ReplyDeleteMy apologies for the mischaracterization of what you wrote awhile back here:
"He only changed his mind after hearing about flying discs during a visit to Corona. It was there that he also (so we believe, although there is nothing in print on this) learned of the $3000 reward for anyone who could lay their hands on a flying disc."
My issue is repeating this improbablity and very likely impossibility -- to never empty out the garbage -- encourages the Cals. They thrive on obscurity and contradiction, on the remote possibility, and then, from that, on the impossible.

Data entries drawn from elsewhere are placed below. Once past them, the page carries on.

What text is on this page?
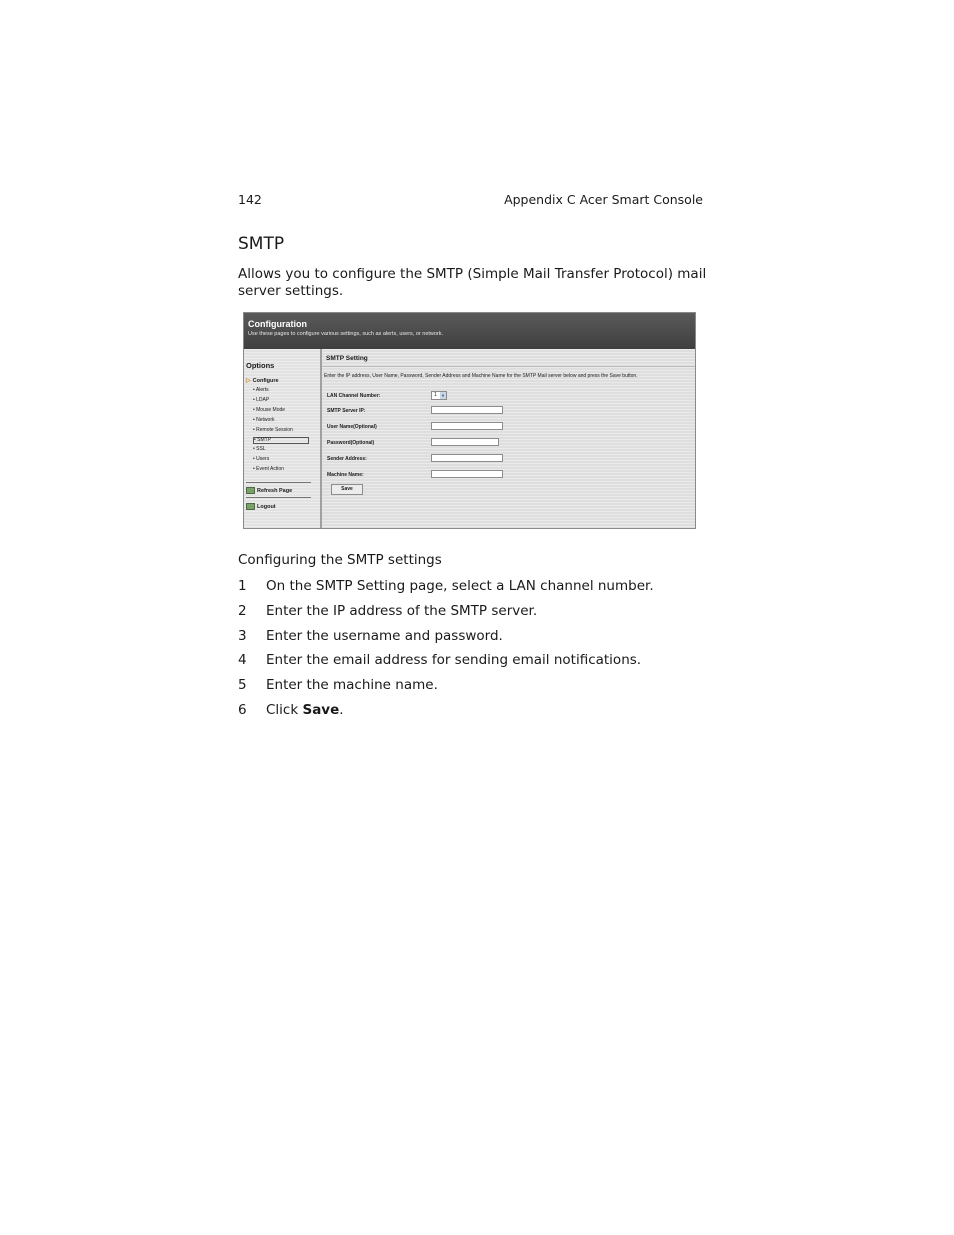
142	Appendix C Acer Smart Console
SMTP

Allows you to configure the SMTP (Simple Mail Transfer Protocol) mail server settings.

Configuration
Use these pages to configure various settings, such as alerts, users, or network.
Options
▷ Configure
• Alerts
• LDAP
• Mouse Mode
• Network
• Remote Session
• SMTP
• SSL
• Users
• Event Action
Refresh Page
Logout
SMTP Setting
Enter the IP address, User Name, Password, Sender Address and Machine Name for the SMTP Mail server below and press the Save button.
LAN Channel Number:	1 ▼
SMTP Server IP:
User Name(Optional)
Password(Optional)
Sender Address:
Machine Name:
Save
Configuring the SMTP settings
1 On the SMTP Setting page, select a LAN channel number.
2 Enter the IP address of the SMTP server.
3 Enter the username and password.
4 Enter the email address for sending email notifications.
5 Enter the machine name.
6 Click Save.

It also deflects away from the serious implications of Bill Brazel Jr's statements about Mack's trip to Roswell, if his account is accurate, which I think it is -- at least more accurate than either Proctor's or the Daily Record's.
Regards,
Don
"You are entitled to your own opinion... you are not entitled to your own facts"
ReplyDeleteIt seems that, nowadays, there are far too many people who think that if you vehemently believe in an opinion and are able to shout down all who dare stand opposed, the facts are rendered obsolete.
CDA -
ReplyDeleteI have found no mention of the rewards in any newspapers prior to July 8... Therefore Brazel couldn't have gone to collect any of the three separate one thousand dollar offers... and one had expired before I found any thing published about it. Given that, it is unlikely that Brazel had thought in terms of these rewards.
On the other hand, both Bill Brazel and Tommy Tyree told me that Brazel was annoyed at all the debris in his field and he wanted to know who was going to clean up the mess (which, BTW suggests something other than a Mogul array).
Yes, if Cal had some documents, but none exist. I have been to all the places where Willingham, if he was telling the truth, would have left footprints. There is nothing there.
At this point it is the responsibility of those who accept Willingham, or Willingham himself to provide the evidence. If he can't prove he was an Air Force officer, then he wouldn't have been in a fighter and he wouldn't have been able to see the UFO crash as he claimed.
I await that evidence rather than being told I'm too rigid in my thinking. It is the other side who wishes to believe who hold the rigid positions.
The most likely source about the rewards for Loretta and the other ranchers was Mack Brazel himself after he returned from his interviews in Roswell. Among the ranchers, who had a better opportunity to hear the news? This might be why she associated the reward story with Mack.